I think I react differently to different situations.

I try to address people calmly and sort through the problem, but that isn't always the case (it's mostly not the case). I think when I am really angry, I tend to BLOW UP, and if I am not yelling, I am talking aggressively and quickly. The text mentioned something about this being because it makes me think that I am getting my anger out or moving forward, and I think that might be why I am doing it, which is odd, because I KNOW screaming at someone isn't going to be productive in the long run.

If I get more upset than angry, I might leave the room if I don't feel like I am capable of handling the situation much longer.

And, like the book mentions, I am a venter. I will get with my friends and ventventvent about whatever it is. Sometimes that makes me feel better and I don't feel angry, and sometimes it makes me all the more pissed off so I have to go talk to the person with whom I'm angry. Page 145 mentions only seeing one's own perspective, but I think that I am pretty good about seeing their point, too, although I know at the end of the day, I am going to be more prone to thinking I am [mostly] right.


The way I handle anger most is by getting really upset, and it just adds to the problem all the more. If you aren't able to step back and calm down, you work yourself up, making yourself mentally and physically sick and often times you say and do things you don't mean to do i.e, slander, physical aggression, ect.

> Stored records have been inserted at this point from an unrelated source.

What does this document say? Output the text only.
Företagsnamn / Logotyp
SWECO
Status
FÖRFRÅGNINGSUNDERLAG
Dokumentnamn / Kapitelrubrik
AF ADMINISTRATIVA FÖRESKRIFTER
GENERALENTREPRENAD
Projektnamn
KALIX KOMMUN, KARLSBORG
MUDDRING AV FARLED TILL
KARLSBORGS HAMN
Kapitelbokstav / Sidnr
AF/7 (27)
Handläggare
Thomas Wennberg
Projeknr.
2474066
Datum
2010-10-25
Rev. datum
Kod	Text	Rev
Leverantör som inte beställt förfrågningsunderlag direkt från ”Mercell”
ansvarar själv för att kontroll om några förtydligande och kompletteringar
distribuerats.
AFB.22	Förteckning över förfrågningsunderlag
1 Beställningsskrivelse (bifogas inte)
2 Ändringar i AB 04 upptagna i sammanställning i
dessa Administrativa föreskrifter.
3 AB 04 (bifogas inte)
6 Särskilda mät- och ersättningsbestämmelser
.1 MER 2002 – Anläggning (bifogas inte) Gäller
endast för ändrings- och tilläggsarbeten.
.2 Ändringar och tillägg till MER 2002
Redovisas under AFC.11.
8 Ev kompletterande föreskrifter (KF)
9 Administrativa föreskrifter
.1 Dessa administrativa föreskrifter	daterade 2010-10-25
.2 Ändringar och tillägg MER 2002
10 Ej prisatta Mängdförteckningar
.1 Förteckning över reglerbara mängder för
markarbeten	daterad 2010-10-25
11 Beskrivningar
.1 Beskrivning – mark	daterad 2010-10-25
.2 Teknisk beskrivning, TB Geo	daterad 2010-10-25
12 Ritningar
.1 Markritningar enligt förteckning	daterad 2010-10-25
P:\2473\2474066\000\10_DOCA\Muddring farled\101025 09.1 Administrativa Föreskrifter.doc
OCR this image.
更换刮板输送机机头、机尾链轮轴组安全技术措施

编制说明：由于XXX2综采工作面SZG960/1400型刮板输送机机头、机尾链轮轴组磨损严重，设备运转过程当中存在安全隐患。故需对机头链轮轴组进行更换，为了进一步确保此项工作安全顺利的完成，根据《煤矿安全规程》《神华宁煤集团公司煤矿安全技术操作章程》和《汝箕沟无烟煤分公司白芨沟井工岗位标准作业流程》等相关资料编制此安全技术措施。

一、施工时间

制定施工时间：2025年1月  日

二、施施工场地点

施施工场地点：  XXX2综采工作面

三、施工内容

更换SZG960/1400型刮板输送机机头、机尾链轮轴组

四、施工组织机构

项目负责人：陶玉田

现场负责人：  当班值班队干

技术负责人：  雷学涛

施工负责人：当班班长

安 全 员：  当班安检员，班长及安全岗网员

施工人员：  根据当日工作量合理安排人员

It's embarrassing, but I have been so angry with people before that I have said HORRIBLE things because I HAD to "even the score."

1 comment:

  1. I am the same way as you. It always depends on what type of situation I am in. I feel that when I do blow up, the reason is because I feel like I am getting my anger out just like the book states. Although I think I am getting my anger out, it actual makes me angrier. When I do not blow up and I am upset, I too vent to my closest friends and family. I feel that if I am venting and they agree with me, it makes me feel so much better. In the long run I feel like there is a better way to communicate than blowing up on someone or keeping it all in.